By Jurek Martin / June 12, 2014
The House majority leader’s defeat disproves the hypothesis that money is all there is
These had not been the best of times in America. A seemingly endless round of shootings in public places – schools, Walmarts, pizza parlours – is bad enough. Events in Iraq and Syria, now one miasma of misery and violence, compound the gloom. Even good economic news is overshadowed by what looks like another high-tech stock market bubble of rampant speculation.
But on Tuesday there was a sudden, unexpected shaft of light. Eric Cantor, number two Republican in the House of Representatives and a possible next speaker, lost a primary election in Virginia to an unheralded and underfunded libertarian economics professor, David Brat, who wants to take the country back in time a good 200 years. Yet again, the result demonstrated that no establishment politician is safe while the insurgent right is on the rampage, crusading under its anti-immigration banner.
So why is this good news? First, the disappearance of Mr Cantor – arrogant, ambitious beyond belief and a conservative ideologue of the most dangerous kind because he is not stupid – can only help restore the tattered fabric of civic and political dialogue. Prof Brat will not improve it but he is a minnow while Mr Cantor is, or was, a seriously big shark.
Second, his departure frees up John Boehner, the speaker of the House, to lay before his chamber the comprehensive immigration reform bill already passed by the Senate. He has often said he wants to, because he knows his party’s anti-immigrant stance greatly reduces its chances of ever winning a national election in which new Americans vote in ever greater numbers.
But he has lacked either the guts or the imagination to face down the hard line conservative bloc, which danced more to Mr Cantor’s tune than his own. If I were him, I’d bring up the bill tomorrow. It may lose or it may be carried with Democratic support, but it will at least clear the air on one of the great issues of our time.
There is much talk that Mr Boehner is thinking of stepping down anyway, worn out by the task of herding the wildcats that constitute his party. At the very least, he may be challenged for the speakership, assuming the Republicans retain control of the House in November’s midterm elections – if not, in the wake of his defeat, by Mr Cantor then by a fistful of others even further to the right than his deputy.
What better way to leave a legacy than an act of brave leadership, going against his own party’s xenophobic grain. It might even in the longer haul save the party from itself. Mr Boehner could then exit trailing clouds of glory, even at the cost of committing party apostasy.

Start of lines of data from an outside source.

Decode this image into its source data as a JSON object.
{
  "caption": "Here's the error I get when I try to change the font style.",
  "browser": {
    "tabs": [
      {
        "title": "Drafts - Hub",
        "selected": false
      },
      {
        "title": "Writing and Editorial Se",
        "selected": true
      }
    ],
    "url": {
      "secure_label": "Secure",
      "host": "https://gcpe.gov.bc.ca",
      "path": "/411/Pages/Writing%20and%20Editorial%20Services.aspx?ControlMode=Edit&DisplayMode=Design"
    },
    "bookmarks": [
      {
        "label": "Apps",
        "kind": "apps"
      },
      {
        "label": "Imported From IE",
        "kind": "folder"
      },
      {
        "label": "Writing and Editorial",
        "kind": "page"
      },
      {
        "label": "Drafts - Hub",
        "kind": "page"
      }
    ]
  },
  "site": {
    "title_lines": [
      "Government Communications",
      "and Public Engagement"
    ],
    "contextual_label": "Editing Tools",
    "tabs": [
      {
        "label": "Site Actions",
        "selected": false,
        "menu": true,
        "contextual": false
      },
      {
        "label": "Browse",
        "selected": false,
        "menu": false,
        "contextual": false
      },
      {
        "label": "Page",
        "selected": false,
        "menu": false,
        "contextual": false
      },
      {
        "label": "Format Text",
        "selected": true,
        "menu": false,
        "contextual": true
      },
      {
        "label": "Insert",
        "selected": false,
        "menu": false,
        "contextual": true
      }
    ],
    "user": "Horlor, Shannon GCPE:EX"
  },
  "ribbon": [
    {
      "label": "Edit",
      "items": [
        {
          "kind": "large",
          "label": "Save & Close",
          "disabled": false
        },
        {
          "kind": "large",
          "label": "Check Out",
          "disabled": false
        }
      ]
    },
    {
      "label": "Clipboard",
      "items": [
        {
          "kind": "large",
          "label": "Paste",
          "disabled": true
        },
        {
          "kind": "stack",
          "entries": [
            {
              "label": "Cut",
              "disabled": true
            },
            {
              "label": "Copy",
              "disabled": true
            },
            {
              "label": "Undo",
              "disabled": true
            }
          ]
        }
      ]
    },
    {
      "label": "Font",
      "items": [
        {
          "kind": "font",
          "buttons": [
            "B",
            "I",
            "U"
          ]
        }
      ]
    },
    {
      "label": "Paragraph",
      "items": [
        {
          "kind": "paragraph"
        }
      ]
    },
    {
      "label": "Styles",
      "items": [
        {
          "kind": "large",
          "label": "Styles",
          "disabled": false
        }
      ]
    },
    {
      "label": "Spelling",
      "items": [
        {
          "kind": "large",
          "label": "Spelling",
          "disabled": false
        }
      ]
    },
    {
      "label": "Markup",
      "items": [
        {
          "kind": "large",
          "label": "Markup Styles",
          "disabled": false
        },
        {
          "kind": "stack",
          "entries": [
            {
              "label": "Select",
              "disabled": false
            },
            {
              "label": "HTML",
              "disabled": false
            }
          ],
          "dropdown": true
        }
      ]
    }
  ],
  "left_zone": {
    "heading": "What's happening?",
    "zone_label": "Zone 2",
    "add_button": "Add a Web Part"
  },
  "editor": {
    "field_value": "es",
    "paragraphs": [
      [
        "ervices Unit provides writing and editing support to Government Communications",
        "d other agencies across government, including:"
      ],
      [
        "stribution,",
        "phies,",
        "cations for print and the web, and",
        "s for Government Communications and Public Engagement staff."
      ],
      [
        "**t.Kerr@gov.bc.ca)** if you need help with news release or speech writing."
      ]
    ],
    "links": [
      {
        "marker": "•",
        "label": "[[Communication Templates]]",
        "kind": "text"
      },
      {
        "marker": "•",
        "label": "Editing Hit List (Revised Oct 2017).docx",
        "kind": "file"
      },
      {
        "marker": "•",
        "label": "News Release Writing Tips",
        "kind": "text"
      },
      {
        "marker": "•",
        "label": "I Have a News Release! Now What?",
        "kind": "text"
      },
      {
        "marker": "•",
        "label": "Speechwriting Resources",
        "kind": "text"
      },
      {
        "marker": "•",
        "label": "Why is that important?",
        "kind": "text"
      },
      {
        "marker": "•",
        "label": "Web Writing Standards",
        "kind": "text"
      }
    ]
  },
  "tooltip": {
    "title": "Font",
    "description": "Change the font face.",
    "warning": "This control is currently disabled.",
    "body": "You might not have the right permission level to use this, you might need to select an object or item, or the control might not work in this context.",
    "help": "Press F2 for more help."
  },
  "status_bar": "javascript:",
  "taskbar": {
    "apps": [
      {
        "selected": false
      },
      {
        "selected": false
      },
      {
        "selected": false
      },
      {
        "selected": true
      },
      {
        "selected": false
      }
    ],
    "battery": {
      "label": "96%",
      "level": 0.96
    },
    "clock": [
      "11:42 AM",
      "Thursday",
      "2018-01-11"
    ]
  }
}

There is a third reason to take comfort in Mr Cantor’s defeat. He spent about $5m on his campaign, 20 times more than Prof Brat. According to one report, his restaurant entertainment expenses, largely for his army of well-paid advisers, nearly equalled his opponent’s total outlays. Taken at face value, this disproves the hypothesis that money – especially out-of-state funding brought in by the truckload by shadowy donors protected by crass Supreme Court rulings such as Citizens United, which in 2010 removed legal restraints on financial contributions from outside groups – is all there is in politics.
In Mississippi Thad Cochran, the entrenched Republican senator awash in establishment money, has been forced into a run-off he may well lose by a Tea Party-backed candidate. The insurgent also won a lot of out-of-state funding, from groups such as the Washington-based Club for Growth, but much less than the incumbent.
If it were not Mississippi, arguably the most reactionary state in the union, the 30-year Republican hold on the seat might be in danger in November, as was proved to be the case in more representative states such as Indiana, Kansas, Nevada and Delaware in the last two election cycles, when Tea Party candidates went down in the flames of their own extremism.
Of course, it is wishful thinking to imagine American politics will get off the money train – just as it is to hope that the hail of bullets that so often take lives in schools and shops will move the body politic to do anything serious about guns. A frustrated President Barack Obama summed it up well this week by saying that other countries had plenty of crazy people but didn’t have the ammunition piled up to implement their madness.
But the National Rifle Association will not allow this to change. Recently it even took down from its website a post mildly critical of rallies in which people provocatively flaunt their guns. Ironically, Mr Cantor liked to provoke as well – and now he has been taken down; eaten, as it were, by the revolution he helped foment.